Boston University School of Medicine researchers have reported that 25-hydroxyvitamin D3 is an effective treatment for vitamin D deficiency for patients with obesity and malabsorption issues. The outcomes from their small randomised clinical trial were outlined in the paper, ‘A pilot-randomized, double-blind crossover trial to evaluate the pharmacokinetics of orally administered 25-hydroxyvitamin D3 and vitamin D3 in healthy adults with differing BMI and in adults with intestinal malabsorption’, The American Journal of Clinical Nutrition.
"This vitamin D metabolite is better absorbed in patients with fat malabsorption syndromes and since it is not as fat soluble, it does not gets diluted in the body fat and is effective in raising and maintaining blood levels of 25-hydroxyvitamin D in obese people," explained corresponding author Dr Michael F Holick, professor of medicine, physiology and biophysics and molecular medicine at Boston University School of Medicine.
In the trial, healthy adults, adults with a fat malabsorption syndrome and adults with obesity were compared to evaluate if a more water-soluble form of vitamin D3 known as 25-hydroxyvitamin D3 was more effective than the same dose of vitamin D3 in improving their vitamin D status.
The randomised, double-blind crossover trial was performed in six malabsorptive patients and ten healthy participants who were given 900 µg of either vitamin D3 or 25(OH)D3 orally followed by a pharmacokinetic study (PKS). After ≥28 d from the first dosing, each participant returned to receive the other form of vitamin D and undergo another PKS. For each PKS, serum vitamin D3 and 25(OH)D3 were measured at baseline and at two, four, six, eight and 12 hours and days one, two, three, seven and 14. Pharmacokinetic parameters were calculated.
Data were expressed as means ± SEMs. The PKS of 900 µg vitamin D3 revealed that malabsorptive patients had 64% lower AUC than healthy participants (1177 ± 425 vs. 3258 ± 496 ng · h/mL; p<0.05). AUCs of 900 µg 25(OH)D3 were not significantly different between the two groups (p=0.540). The ten healthy participants were ranked by BMI and categorized into higher/lower BMI groups (5/group). The PKS of 900 µg vitamin D3 showed that the higher BMI group had 53% lower AUC than the lower BMI group (2089 ± 490 vs. 4427 ± 313 ng · h/mL; p<0.05), whereas AUCs of 900 µg 25(OH)D3 were not significantly different between the two groups (p=0.500).

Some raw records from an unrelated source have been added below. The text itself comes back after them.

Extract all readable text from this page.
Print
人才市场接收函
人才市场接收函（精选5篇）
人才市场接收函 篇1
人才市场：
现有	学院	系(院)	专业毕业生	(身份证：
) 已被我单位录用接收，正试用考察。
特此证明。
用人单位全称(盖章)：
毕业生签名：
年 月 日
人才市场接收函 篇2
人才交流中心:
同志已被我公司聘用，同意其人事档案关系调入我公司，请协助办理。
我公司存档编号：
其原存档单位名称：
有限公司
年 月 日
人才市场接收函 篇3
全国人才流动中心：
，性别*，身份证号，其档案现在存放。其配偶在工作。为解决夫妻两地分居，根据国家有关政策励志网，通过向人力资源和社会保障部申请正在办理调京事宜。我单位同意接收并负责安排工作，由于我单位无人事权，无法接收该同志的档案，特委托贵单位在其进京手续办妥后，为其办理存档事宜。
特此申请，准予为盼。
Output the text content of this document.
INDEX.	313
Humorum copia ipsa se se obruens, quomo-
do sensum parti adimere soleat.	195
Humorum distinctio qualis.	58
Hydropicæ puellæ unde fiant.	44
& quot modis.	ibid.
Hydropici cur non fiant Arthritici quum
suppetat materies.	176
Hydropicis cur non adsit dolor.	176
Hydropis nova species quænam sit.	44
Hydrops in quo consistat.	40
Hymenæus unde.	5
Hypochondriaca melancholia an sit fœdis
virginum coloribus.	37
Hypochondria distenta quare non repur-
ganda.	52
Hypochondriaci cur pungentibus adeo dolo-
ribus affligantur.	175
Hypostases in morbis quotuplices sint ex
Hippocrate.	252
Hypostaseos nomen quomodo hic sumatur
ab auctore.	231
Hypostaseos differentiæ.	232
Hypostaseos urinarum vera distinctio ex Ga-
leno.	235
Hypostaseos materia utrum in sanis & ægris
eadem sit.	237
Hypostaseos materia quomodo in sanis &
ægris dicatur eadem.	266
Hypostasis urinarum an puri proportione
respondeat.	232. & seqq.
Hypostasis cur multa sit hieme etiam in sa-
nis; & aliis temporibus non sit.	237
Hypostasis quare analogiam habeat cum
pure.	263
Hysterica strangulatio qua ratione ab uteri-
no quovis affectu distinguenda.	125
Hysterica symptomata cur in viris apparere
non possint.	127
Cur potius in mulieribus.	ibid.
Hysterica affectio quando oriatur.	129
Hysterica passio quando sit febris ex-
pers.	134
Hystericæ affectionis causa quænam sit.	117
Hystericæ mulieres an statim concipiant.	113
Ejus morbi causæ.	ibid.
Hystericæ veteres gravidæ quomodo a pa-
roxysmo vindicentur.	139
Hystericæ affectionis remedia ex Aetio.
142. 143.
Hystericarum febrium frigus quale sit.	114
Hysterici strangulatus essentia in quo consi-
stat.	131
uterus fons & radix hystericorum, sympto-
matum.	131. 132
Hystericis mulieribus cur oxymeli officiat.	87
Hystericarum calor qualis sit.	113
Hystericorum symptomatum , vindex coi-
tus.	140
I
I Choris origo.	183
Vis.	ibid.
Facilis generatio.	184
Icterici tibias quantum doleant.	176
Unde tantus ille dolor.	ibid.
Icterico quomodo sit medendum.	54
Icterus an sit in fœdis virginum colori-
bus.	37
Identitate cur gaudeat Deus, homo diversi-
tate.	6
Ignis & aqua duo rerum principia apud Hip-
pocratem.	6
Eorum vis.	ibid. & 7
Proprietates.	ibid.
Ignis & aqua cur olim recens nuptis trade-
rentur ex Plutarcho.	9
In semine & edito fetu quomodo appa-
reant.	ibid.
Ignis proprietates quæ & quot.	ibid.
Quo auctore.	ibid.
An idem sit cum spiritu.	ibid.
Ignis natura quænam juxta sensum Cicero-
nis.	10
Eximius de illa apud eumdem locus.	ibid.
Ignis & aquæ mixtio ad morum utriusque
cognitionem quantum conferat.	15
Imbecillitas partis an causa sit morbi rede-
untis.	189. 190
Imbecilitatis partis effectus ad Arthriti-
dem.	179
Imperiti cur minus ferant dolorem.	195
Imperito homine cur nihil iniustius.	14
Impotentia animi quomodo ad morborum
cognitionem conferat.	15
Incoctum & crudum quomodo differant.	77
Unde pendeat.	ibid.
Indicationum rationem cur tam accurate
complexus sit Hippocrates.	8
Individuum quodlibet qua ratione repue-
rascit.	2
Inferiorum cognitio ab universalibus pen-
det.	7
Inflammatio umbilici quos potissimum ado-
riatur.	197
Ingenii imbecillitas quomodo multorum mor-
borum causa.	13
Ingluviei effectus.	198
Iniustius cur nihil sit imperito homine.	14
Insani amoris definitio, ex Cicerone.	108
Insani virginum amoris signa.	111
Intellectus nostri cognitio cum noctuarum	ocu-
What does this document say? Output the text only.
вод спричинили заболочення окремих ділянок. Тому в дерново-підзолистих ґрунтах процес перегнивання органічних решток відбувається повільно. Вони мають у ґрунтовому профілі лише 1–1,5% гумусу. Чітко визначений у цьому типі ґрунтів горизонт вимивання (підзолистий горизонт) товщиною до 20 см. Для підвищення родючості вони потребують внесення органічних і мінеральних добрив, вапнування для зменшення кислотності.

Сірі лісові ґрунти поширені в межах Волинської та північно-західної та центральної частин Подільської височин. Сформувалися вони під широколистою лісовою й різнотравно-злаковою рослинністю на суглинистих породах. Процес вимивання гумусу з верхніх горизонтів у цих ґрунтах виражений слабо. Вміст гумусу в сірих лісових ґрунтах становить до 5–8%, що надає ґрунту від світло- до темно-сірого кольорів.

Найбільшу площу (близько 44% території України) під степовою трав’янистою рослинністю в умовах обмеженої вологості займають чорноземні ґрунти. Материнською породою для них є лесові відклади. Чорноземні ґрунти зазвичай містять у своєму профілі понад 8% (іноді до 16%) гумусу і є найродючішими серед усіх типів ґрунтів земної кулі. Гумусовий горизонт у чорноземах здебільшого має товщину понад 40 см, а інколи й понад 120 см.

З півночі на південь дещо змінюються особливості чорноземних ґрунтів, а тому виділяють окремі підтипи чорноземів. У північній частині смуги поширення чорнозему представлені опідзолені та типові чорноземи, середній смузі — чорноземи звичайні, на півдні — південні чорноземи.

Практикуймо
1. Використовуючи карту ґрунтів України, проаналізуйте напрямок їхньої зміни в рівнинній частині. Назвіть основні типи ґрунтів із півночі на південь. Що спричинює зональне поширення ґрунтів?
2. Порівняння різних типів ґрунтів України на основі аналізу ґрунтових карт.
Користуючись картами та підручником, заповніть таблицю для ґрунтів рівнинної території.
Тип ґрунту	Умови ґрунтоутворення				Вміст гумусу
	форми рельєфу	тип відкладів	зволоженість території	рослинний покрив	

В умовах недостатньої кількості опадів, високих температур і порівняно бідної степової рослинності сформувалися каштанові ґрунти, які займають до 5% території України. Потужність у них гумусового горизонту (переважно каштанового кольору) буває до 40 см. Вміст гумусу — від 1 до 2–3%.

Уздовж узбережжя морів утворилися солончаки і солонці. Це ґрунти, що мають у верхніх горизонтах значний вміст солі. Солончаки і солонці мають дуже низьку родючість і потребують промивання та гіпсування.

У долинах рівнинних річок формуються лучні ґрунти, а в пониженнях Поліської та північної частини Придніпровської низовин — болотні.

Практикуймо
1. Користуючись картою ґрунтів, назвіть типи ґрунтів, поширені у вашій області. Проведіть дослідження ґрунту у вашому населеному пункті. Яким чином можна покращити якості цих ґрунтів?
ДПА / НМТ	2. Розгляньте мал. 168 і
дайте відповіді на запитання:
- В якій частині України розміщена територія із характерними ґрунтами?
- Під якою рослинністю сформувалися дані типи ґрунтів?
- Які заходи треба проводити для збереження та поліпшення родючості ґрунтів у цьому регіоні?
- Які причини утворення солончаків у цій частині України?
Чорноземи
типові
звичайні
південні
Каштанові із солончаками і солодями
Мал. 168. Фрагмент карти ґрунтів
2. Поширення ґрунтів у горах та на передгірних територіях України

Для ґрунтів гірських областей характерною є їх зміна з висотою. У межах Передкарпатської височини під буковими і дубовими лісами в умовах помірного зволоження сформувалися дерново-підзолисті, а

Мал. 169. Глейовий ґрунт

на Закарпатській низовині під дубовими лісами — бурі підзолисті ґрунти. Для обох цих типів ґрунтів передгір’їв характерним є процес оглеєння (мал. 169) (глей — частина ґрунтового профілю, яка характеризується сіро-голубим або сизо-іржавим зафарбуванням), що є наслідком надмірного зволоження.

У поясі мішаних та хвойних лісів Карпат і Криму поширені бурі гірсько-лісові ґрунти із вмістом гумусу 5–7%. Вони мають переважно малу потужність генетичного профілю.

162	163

Compared to healthy adults only about 36 percent of orally ingested vitamin D3 was found in the blood of patients with fat malabsorption syndromes including patients who had gastric bypass surgery. When the same adults ingested 25-hydroxyvitamin D3 the patients with fat malabsorption syndromes were able to absorb it as well as the healthy adults thereby raising their vitamin D status to the same degree. A similar observation was made in the obese subjects compared to the healthy controls.
"Therefore using 25-hydroxyvitamin D3 could be a novel approach for treating vitamin D deficiency in patients with fat malabsorption syndromes and obese adults," added Holick.
This trial was registered at clinicaltrials.gov as NCT03401541.